Игнатий дрыгает ногой и стучит карандашиком по столу.
— Хорошо-с, хорошо-с…
— Что хорошо?
— Виноват:
— Об этом уж все знают…
— Еще хуже-с. Языки нехорошие, злые. А если поточить их маленько, то прямо бритва будет…
— Наплевать на языки! — Анка повышает голос.
— Не вы наплюете, — сгибается над столом Игнатий, — а на вас наплюют.
— Не боюсь! Глупый плевок мимо летит…
— Пальцами будут показывать, — грозно говорит секретарь.
— Уже показывают… И первым ваш жених начал. Только — пальцы коротки.

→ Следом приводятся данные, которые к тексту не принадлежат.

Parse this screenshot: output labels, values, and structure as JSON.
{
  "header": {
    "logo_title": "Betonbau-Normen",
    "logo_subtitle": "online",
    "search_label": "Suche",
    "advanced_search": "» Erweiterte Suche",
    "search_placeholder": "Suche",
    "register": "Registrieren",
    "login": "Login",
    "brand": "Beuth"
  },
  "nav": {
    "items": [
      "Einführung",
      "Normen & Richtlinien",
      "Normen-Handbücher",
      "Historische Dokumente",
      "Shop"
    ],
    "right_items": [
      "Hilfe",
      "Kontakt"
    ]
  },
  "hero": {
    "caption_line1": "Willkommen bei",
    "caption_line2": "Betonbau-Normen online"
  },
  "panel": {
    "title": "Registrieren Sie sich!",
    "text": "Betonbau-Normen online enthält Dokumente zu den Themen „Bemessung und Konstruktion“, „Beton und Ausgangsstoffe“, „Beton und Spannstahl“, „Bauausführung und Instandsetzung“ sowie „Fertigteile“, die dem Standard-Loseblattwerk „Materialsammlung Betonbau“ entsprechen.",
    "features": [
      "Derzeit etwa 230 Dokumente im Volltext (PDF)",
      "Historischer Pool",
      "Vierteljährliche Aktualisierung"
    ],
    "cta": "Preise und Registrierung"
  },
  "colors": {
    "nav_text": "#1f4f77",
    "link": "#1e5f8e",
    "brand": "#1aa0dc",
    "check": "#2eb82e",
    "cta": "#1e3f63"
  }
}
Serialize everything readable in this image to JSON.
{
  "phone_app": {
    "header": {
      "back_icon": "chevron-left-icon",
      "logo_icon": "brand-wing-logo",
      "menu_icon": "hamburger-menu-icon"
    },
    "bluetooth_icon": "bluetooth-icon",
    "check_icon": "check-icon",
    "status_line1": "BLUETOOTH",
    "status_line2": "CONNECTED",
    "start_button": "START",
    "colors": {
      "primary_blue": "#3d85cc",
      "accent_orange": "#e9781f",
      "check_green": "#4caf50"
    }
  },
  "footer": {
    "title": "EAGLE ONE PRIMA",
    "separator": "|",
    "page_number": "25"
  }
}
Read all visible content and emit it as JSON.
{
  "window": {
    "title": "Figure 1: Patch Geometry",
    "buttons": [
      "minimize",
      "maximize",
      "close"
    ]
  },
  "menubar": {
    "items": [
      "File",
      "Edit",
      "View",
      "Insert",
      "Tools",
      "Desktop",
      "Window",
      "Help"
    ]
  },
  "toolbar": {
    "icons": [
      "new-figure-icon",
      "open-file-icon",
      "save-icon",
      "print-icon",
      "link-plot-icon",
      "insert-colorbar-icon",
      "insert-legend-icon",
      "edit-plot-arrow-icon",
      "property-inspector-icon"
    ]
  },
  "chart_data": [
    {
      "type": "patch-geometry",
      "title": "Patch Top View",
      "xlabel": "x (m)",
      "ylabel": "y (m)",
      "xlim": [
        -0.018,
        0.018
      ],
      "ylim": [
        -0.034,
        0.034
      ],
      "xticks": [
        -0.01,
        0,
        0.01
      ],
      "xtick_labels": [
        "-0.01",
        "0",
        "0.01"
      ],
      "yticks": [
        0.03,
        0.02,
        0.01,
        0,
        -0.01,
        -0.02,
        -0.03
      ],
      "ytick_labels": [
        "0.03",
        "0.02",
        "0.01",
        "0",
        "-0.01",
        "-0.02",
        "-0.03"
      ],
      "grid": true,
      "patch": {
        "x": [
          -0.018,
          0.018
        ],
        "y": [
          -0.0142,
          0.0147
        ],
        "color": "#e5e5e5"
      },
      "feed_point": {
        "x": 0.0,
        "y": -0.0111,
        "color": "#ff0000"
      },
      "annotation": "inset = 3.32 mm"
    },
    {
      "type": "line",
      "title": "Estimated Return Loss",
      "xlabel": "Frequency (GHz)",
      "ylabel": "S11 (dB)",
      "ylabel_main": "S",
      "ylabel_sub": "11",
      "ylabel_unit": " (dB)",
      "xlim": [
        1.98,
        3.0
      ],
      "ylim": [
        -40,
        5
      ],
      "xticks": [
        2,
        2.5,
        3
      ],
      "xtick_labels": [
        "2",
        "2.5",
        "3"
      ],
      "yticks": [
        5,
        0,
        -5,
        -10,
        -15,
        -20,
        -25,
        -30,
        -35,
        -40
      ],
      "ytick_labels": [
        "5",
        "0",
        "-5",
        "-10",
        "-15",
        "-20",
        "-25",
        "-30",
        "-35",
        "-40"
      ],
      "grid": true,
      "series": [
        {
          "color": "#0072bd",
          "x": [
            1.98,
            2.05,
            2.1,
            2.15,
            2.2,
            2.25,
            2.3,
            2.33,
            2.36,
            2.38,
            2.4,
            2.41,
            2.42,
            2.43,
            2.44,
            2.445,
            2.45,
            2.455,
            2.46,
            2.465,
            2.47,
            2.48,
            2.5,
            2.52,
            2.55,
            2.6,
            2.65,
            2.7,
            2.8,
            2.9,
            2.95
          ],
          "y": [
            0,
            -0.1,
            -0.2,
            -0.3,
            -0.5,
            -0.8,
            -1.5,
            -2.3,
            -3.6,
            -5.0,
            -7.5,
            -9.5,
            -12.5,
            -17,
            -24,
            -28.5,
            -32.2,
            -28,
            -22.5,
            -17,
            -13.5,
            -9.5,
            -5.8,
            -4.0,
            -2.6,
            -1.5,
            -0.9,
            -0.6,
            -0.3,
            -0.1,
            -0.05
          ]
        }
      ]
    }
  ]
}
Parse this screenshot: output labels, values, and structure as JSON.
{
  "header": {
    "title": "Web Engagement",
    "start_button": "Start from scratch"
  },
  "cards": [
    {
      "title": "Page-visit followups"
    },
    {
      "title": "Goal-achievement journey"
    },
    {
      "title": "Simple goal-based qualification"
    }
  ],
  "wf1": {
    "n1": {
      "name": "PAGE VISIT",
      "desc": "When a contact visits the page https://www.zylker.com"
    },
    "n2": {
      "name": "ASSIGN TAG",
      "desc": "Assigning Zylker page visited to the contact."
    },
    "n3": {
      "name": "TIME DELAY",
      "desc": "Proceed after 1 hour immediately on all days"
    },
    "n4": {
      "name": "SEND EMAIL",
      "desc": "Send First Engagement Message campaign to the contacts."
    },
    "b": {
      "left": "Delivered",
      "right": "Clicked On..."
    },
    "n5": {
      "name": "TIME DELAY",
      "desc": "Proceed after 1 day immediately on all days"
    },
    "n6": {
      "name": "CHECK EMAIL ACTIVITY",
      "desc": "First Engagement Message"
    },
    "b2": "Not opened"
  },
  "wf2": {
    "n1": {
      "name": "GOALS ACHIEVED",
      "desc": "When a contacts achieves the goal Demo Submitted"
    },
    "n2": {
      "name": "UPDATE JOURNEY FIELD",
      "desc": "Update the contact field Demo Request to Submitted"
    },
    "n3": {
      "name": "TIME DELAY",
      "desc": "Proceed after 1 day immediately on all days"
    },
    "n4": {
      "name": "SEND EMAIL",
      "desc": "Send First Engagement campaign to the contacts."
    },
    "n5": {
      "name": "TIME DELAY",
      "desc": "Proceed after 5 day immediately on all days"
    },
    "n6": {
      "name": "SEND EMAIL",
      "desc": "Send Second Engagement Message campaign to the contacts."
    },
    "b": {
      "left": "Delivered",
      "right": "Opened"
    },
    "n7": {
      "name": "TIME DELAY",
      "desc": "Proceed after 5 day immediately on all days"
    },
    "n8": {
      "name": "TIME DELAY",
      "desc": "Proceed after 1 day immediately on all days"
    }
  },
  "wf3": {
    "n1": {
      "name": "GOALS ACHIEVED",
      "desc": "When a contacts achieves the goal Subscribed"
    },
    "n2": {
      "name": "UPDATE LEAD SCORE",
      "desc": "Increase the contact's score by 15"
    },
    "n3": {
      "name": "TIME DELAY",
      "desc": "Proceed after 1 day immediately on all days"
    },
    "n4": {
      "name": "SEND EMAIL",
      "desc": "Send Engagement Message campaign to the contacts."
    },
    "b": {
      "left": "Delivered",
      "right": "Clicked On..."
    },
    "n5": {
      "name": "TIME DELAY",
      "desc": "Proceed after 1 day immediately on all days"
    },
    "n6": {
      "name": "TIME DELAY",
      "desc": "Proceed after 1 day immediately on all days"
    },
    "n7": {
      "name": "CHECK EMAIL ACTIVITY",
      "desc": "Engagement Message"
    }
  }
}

Тараканов участливо вздыхает:
— Ворота могут вымазать.
— Дольше не сгниют!..
— По злобе поджечь могут…
— Страховку получу!
— Какой-нибудь шарлатан темной ночью в переулке камнем, пожалуй, стукнет.
— Заодно отвечать будет!
— О-хо-хо! О-хо-хо! — сокрушенно вздыхает Игнатий. — Суды-то я эти знаю: любит иной судья того, кто больше даст, закон такие судьи умеют толковать сзаду наперед, и всегда выходит, что виноват не давший, а доказавший…
— Если найдется такой судья, — его будем судить.
— Есть поговорочка: с корыстным судьей судиться — все равно что в крапиву садиться.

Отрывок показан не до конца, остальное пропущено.